Annual Report 2001-2002
In a discussion of the activities completed in the fiscal year 2001-2002, Mr. Grimm pointed out the continuing downturn in special funds, which began in 1997-1998 fiscal year. He stated that the general fund appropriation had decreased as planned by $250,000 for the year to meet state budget reduction requirements.
He pointed out that audits of RT projects for water quality protection have shown that 99% of the projects audited show efforts made to apply best management practices; but that 14% of the projects audited show water quality problems exist due to BMP technical specifications not being met.
During the fiscal year 865 acres of lands subject to the Virginia Seed Tree Law were granted RT cost sharing for tree planting and herbicide release, as well as pre commercial thinning.
A total of 44.5 million pine seedlings and 2.2 million hardwood seedlings produced by the Department of Forestry and forestry industry nurseries were planted in Virginia. A total of 73,000 acres (rounded to the nearest 1,000) were planted in pine, and 7400 acres were planted in hardwoods on all ownerships in 2002. Of the pine acreage, 60,000 acres was non-industrial private land and 13,000 acres was forest industry planting. The RT program cost shared planting on 21,000 acres. At total of 29,000 acres of non-industrial private land was planted without cost sharing of any kind. A total of 9,000 acres was cost shared for planting through the federal Forestry Incentives Program.
In 2001 herbicide applications were completed on a total of 37,000 acres of non-industrial private land for site preparation, hardwood brush control and herbaceous weed control in pine plantations. The RT program cost shared 23,000 acres of this work.

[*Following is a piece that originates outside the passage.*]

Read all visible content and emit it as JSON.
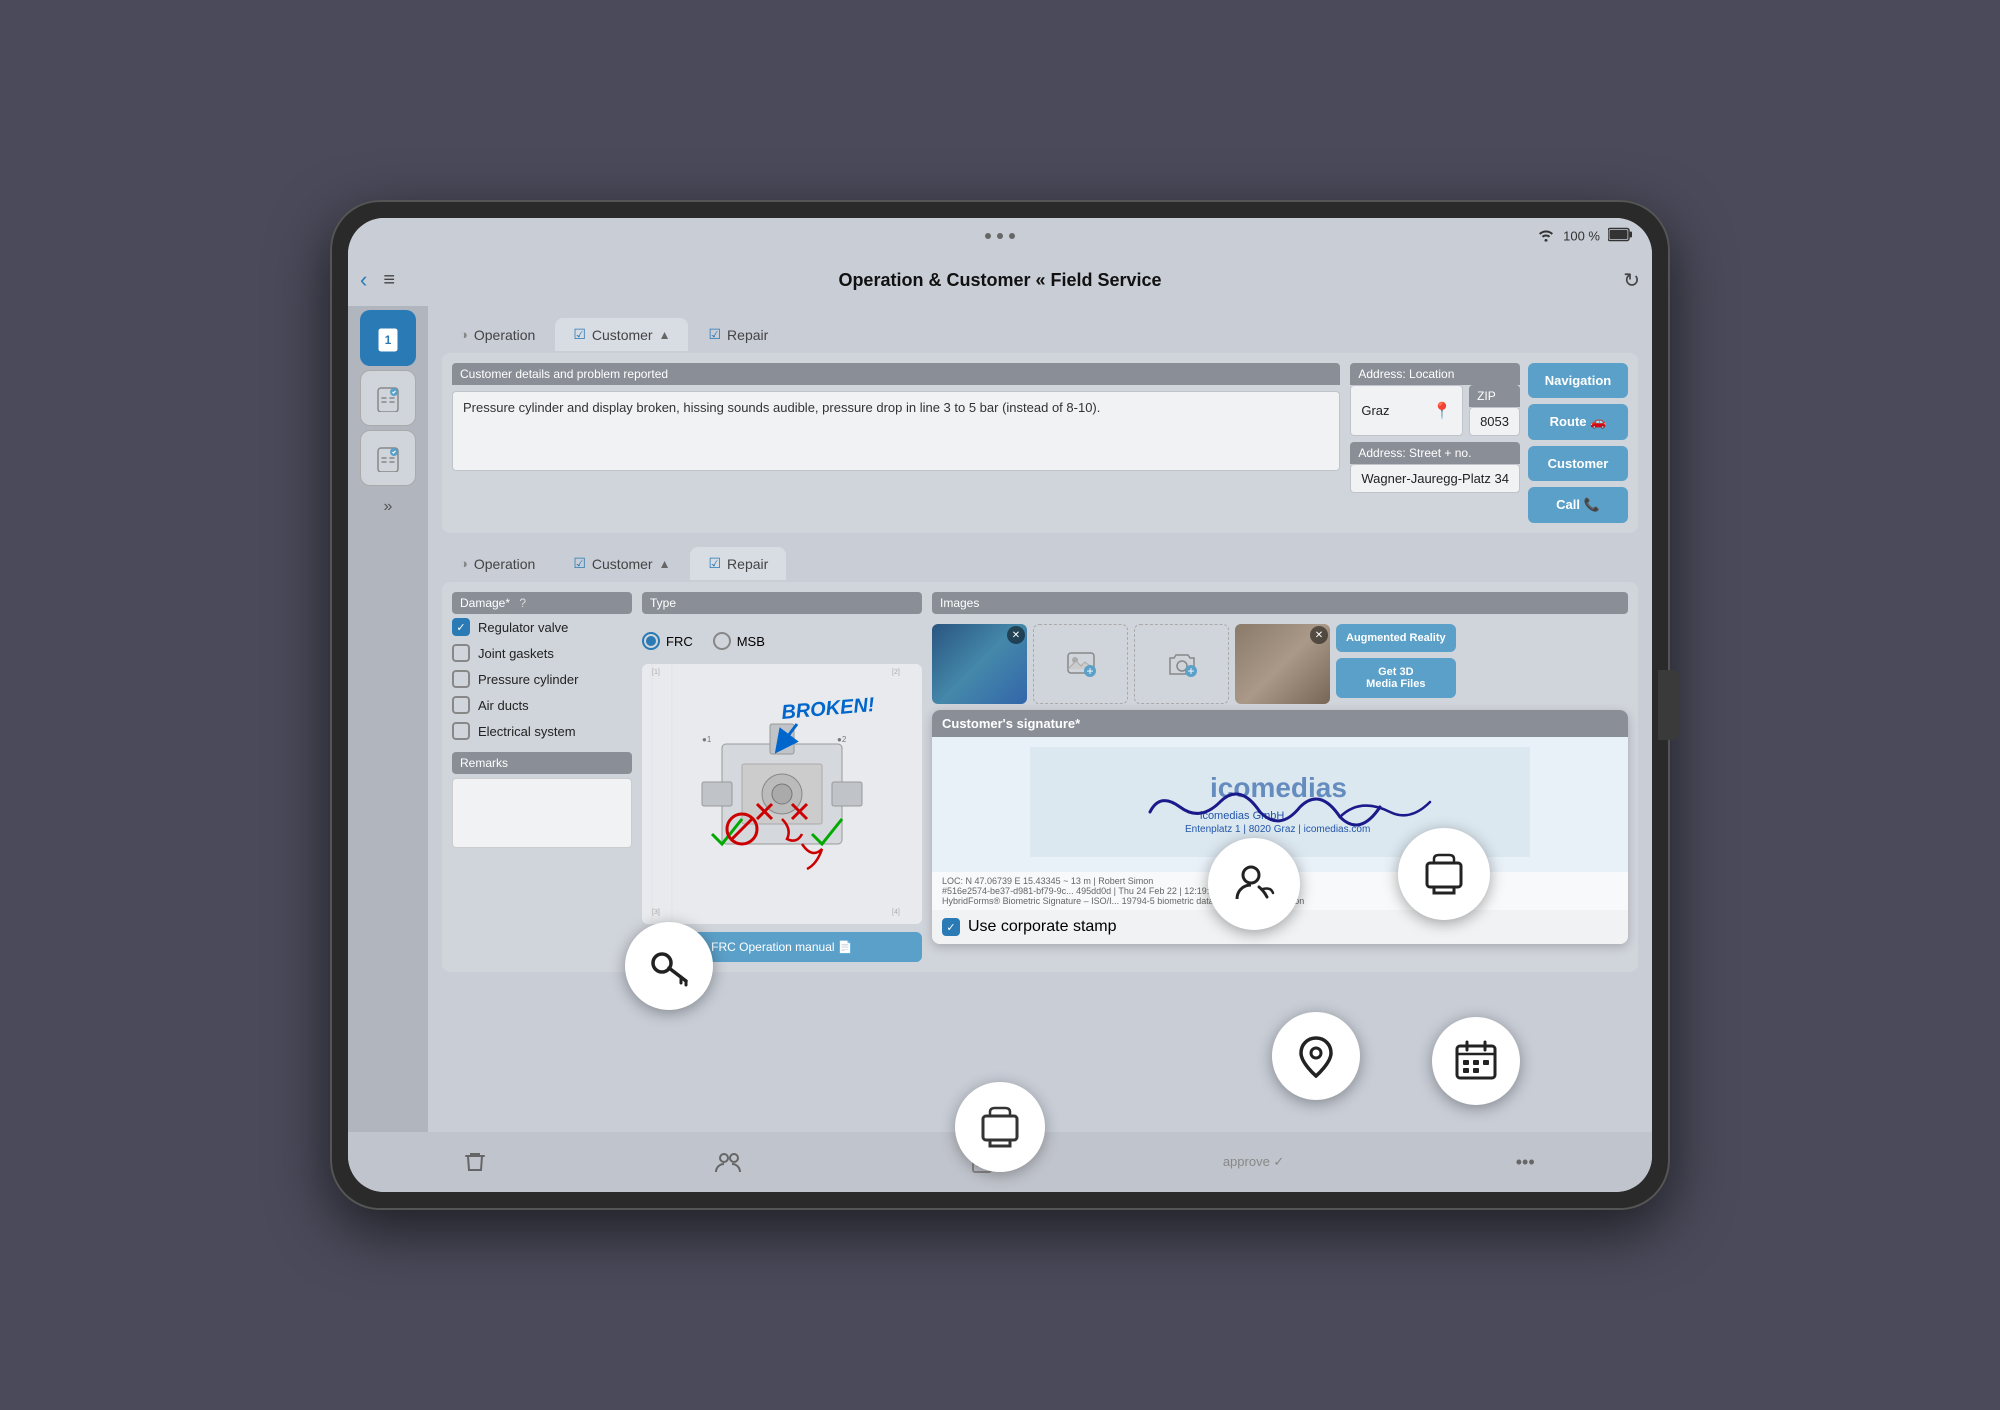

In comparing acres sprayed with acres planted, Mr. Holland expressed concern that perhaps insufficient acres of pine plantation were being properly cared for in terms of release from hardwood competition. He asked what we can do to insure that release is carried out. Mr. Grimm responded that based on discussion in RT board meetings in the past 2 years, the decision was made to begin requiring landowners to agree at sign up to release the tract from hardwood competition should the Department of Forestry find fewer than 250 planted pine seedlings are free to grow per acre on an RT project. Mr. Grimm stated that the 2002 planting season was the first year in which this policy has been put into practice. Mr. Jefferson inquired how the department carries out this determination of free-to-grow. Mr. Saunders responded the department carries out its field re-inspections of planting projects in the fall and winter following the previous springs planting to determine the survival and free-to-grow status of planted pine trees. He added that his region has scheduled a training day in November in Middlesex County for the regional foresters and technicians, focusing on determination of free-to-grow status of newly planted pine seedlings. He invited the board members to attend.
In a review of practice accomplishments for 2001-2002, Mr. Grimm stated that 650 projects were completed involving 21,217 acres of tree planting; 503 projects were completed involving 20,488 acres of herbicide release; and 30 projects completed involving 2,188 acres of pre-commercial thinning. He also stated that 97% of the incentives budget was expended to cost- share these projects.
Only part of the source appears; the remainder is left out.